Podem parecer institutos legais estanques mas, se bem integrados, estes três instrumentos podem resolver o quebra-cabeça territorial brasileiro, que ainda sujeita crianças ao esgoto, os pais aos deslocamentos diários desoladores, e famílias inteiras à favelização infinita.
Melhor ainda, o País já tem um Estatuto da Metrópole desde 2015, com a aprovação da Lei 13.089. Ou seja, há um cenário auspicioso de novo modelo de governança territorial. O País avança por meios tortuosos. “Enxergar, no meio do inferno, o que não é inferno, e fazê-lo crescer,” sugere Italo Calvino em Cidades Invisíveis.
O momento é agora.
Tal chave está prioritariamente nas mãos dos novos ou re-empossados governadores em função da gestão das regiões metropolitanas.
Caberá à administração federal orquestrar planos de desenvolvimento urbanísticos e habitacionais integrados com os governos estaduais, trazendo as prefeituras a reboque.
Estes planos podem atrair investimentos privados dado o potencial de concessão dos novos marcos. Aliando-se qualidade técnica pública e privada, é factível tanto ampliar os estoques habitacionais, assegurando inclusão social, como misturar rendas com espaços e serviços públicos, com infraestrutura básica e transporte sobre trilhos.
O risco de se atuar apenas com os municípios é de pulverizar tais recursos nas mãos de prefeitos de olho apenas em 2024, perdendo-se a visão metropolitana. A população vive em conurbações complexas, valendo-se de emprego em uma cidade, residindo em outra e recebendo serviços numa terceira. Entender a periferia significa encarar este desafio de formulação de políticas públicas urbanas.

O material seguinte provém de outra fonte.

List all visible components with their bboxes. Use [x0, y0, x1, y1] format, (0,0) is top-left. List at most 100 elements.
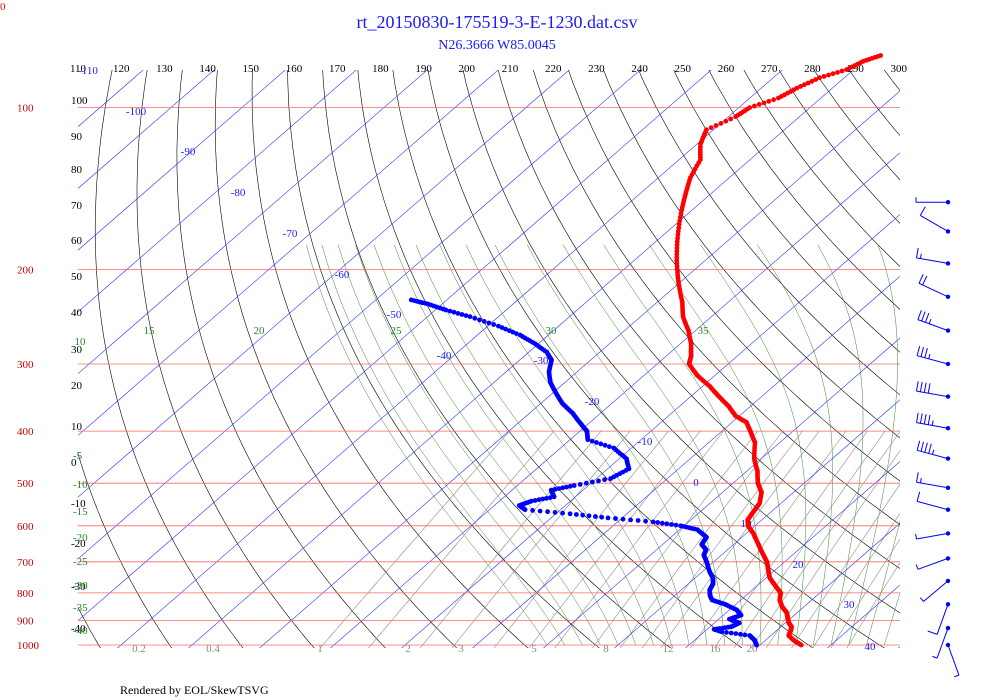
- wind-barb-flag: [928, 443, 932, 454]
- isotherm-line: [78, 70, 144, 128]
- temperature-point: [752, 103, 757, 109]
- wind-barb-flag: [927, 414, 931, 425]
- wind-barb-staff: [947, 644, 960, 676]
- temperature-point: [794, 85, 800, 91]
- axis-tick-label: 20: [254, 325, 266, 337]
- axis-tick-label: 100: [71, 95, 88, 107]
- axis-tick-label: 10: [75, 336, 87, 348]
- dewpoint-point: [517, 332, 523, 338]
- axis-tick-label: 100: [17, 103, 34, 115]
- dewpoint-point: [577, 482, 583, 487]
- dewpoint-point: [635, 518, 641, 523]
- axis-tick-label: 190: [415, 63, 432, 75]
- dry-adiabat-line: [497, 70, 900, 569]
- dewpoint-point: [514, 331, 519, 336]
- mixing-ratio-line: [733, 430, 886, 648]
- isotherm-line: [543, 337, 900, 648]
- axis-tick-label: 60: [71, 235, 83, 247]
- dewpoint-point: [659, 520, 665, 526]
- dewpoint-point: [556, 486, 562, 491]
- temperature-point: [817, 75, 822, 81]
- isotherm-line: [117, 70, 783, 648]
- wind-barb-flag: [924, 347, 928, 358]
- dewpoint-point: [540, 496, 546, 502]
- mixing-ratio-line: [419, 430, 602, 648]
- wind-barb-flag: [919, 206, 926, 216]
- wind-barb-half-flag: [932, 449, 935, 455]
- dry-adiabat-line: [287, 70, 600, 648]
- wind-barb-flag: [916, 381, 919, 392]
- axis-tick-label: -110: [78, 65, 98, 77]
- moist-adiabat-line: [465, 244, 690, 646]
- axis-tick-label: 270: [761, 63, 778, 75]
- dry-adiabat-line: [357, 70, 743, 648]
- wind-barb-flag: [916, 440, 921, 451]
- wind-barb-staff: [936, 604, 949, 635]
- axis-tick-label: 25: [391, 325, 403, 337]
- dewpoint-point: [552, 487, 558, 492]
- axis-tick-label: 15: [144, 325, 156, 337]
- dewpoint-point: [586, 513, 592, 519]
- axis-tick-label: -30: [73, 580, 88, 592]
- temperature-point: [761, 100, 767, 106]
- temperature-point: [813, 77, 819, 82]
- wind-barb-flag: [927, 383, 931, 394]
- moist-adiabat-line: [603, 244, 762, 646]
- mixing-ratio-line: [765, 450, 900, 648]
- axis-tick-label: -25: [73, 556, 88, 568]
- wind-barb-flag: [918, 274, 924, 284]
- wind-barb-flag: [921, 311, 926, 322]
- moist-adiabats: [306, 244, 900, 646]
- dewpoint-point: [733, 631, 739, 636]
- mixing-ratio-lines: [319, 430, 900, 648]
- wind-barb-staff: [918, 282, 949, 298]
- temperature-point: [678, 211, 684, 217]
- dewpoint-profile: [408, 297, 759, 648]
- mixing-ratio-line: [660, 430, 820, 648]
- dewpoint-point: [408, 297, 414, 303]
- wind-barb-staff: [917, 557, 949, 570]
- wind-barb-flag: [916, 472, 919, 483]
- wind-barb-staff: [936, 627, 949, 659]
- axis-tick-label: 500: [17, 478, 34, 490]
- dewpoint-point: [571, 483, 577, 488]
- wind-barb-dot: [945, 426, 951, 431]
- axis-tick-label: -20: [71, 538, 86, 550]
- isotherm-line: [78, 70, 641, 560]
- mixing-ratio-line: [554, 430, 724, 648]
- axis-tick-label: 200: [17, 264, 34, 276]
- wind-barb-dot: [945, 328, 951, 333]
- wind-barb-dot: [945, 625, 951, 631]
- dewpoint-point: [678, 523, 683, 529]
- wind-barb-dot: [945, 394, 951, 399]
- dewpoint-point: [481, 319, 487, 324]
- dewpoint-point: [567, 511, 573, 517]
- dewpoint-point: [472, 315, 478, 321]
- moist-adiabat-line: [884, 592, 900, 646]
- dry-adiabat-line: [427, 70, 885, 648]
- axis-tick-label: -10: [71, 498, 86, 510]
- dewpoint-point: [528, 498, 534, 504]
- wind-barb-dot: [945, 485, 951, 490]
- axis-tick-label: -10: [73, 479, 88, 491]
- wind-barb-flag: [916, 345, 921, 356]
- axis-tick-label: 30: [71, 344, 83, 356]
- temperature-point: [878, 53, 883, 58]
- dewpoint-point: [611, 445, 617, 451]
- isotherm-line: [756, 522, 900, 648]
- temperature-point: [839, 68, 845, 74]
- dewpoint-point: [742, 632, 748, 638]
- dewpoint-point: [599, 514, 605, 520]
- moist-adiabat-line: [321, 244, 566, 646]
- dewpoint-point: [724, 630, 729, 635]
- isotherm-line: [188, 70, 854, 648]
- mixing-ratio-line: [451, 430, 631, 648]
- mixing-ratio-line: [812, 512, 900, 648]
- dewpoint-point: [596, 478, 601, 484]
- wind-barb-flag: [924, 312, 930, 323]
- temperature-profile: [674, 53, 883, 648]
- wind-barb-dot: [945, 261, 951, 266]
- axis-tick-label: 260: [718, 63, 735, 75]
- axis-tick-label: -5: [73, 450, 83, 462]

Bem organizado, todo mundo se beneficiará, os prefeitos inclusive. A visão deve ser racional: permitir que a mobilidade sobre trilhos de alcance metropolitano se amplie, por meio da oferta de operações urbanas holísticas, ou seja, masterplans que articulem adensamento de moradia em contextos bem servidos por infra, com amenidades cívicas e ambientais.

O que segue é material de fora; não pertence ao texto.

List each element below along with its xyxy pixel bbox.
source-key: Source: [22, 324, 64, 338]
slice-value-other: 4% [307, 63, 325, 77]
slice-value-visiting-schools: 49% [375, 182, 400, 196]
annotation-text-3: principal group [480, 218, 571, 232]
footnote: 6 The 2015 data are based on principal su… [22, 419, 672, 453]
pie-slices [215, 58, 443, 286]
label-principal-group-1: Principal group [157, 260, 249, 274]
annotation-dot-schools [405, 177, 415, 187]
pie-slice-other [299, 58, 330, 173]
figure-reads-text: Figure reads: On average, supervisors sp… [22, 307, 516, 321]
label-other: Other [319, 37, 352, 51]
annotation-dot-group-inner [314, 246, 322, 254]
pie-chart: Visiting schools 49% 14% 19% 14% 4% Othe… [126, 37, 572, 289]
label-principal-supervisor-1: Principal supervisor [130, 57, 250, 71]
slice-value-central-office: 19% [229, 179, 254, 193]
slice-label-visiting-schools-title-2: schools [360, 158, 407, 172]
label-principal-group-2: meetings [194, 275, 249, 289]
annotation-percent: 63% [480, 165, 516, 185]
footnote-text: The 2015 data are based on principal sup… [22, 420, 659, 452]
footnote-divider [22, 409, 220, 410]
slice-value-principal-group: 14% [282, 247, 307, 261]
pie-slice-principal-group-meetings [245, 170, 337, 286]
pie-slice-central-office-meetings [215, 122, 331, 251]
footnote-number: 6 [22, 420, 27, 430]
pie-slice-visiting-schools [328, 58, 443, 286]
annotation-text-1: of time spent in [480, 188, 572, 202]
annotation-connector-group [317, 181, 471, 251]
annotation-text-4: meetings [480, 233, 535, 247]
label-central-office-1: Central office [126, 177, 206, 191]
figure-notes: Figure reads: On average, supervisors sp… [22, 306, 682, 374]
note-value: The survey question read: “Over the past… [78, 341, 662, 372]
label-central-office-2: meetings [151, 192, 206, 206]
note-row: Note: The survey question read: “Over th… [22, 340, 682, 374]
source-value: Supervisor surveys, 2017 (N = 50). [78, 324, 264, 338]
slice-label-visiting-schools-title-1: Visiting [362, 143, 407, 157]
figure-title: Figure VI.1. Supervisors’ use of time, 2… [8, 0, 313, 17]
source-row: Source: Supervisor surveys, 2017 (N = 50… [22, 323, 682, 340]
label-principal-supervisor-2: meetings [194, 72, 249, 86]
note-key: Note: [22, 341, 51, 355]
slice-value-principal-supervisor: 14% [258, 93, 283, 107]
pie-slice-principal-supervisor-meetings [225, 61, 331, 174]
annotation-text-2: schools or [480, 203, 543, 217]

Para tanto, o uso do solo municipal deverá obedecer à diretriz metropolitana dada pelo governo estadual e articulada com o federal, e não o contrário. Isto não fere o princípio municipalista, apenas o induz politicamente a alinhar-se com um plano estratégico de investimentos públicos e privados, como fez o MCMV, que entretanto não trouxe em seu bojo outras ofertas para as cidades que não fosse apenas a construção de moradias.
Se até o meio do século 21, conseguirmos sair do modelo vigente de periferias desordenadas e violentas, sem presença de Estado, e ao mesmo tempo ordenarmos nossas metrópoles, repovoando os centros históricos, combatendo vazios, reduzindo o custo de novas infraestruturas, alcançaremos equilíbrio fiscal para as cidades, que assim poderão investir mais em saúde, educação e cultura.
Um MCMV 2.0 orientado e executado por um ministério de escala e visão metropolitana seria uma matriz geradora de bom urbanismo.
Aprendendo a crescer para dentro nas regiões metropolitanas, fortaleceremos nossa cultura, suas festas lindas e carnavais fabulosos nas – então recuperadas – ruas das nossas cidades.
Washington Fajardo é arquiteto urbanista e ex-Secretário de Planejamento Urbano do Rio de Janeiro.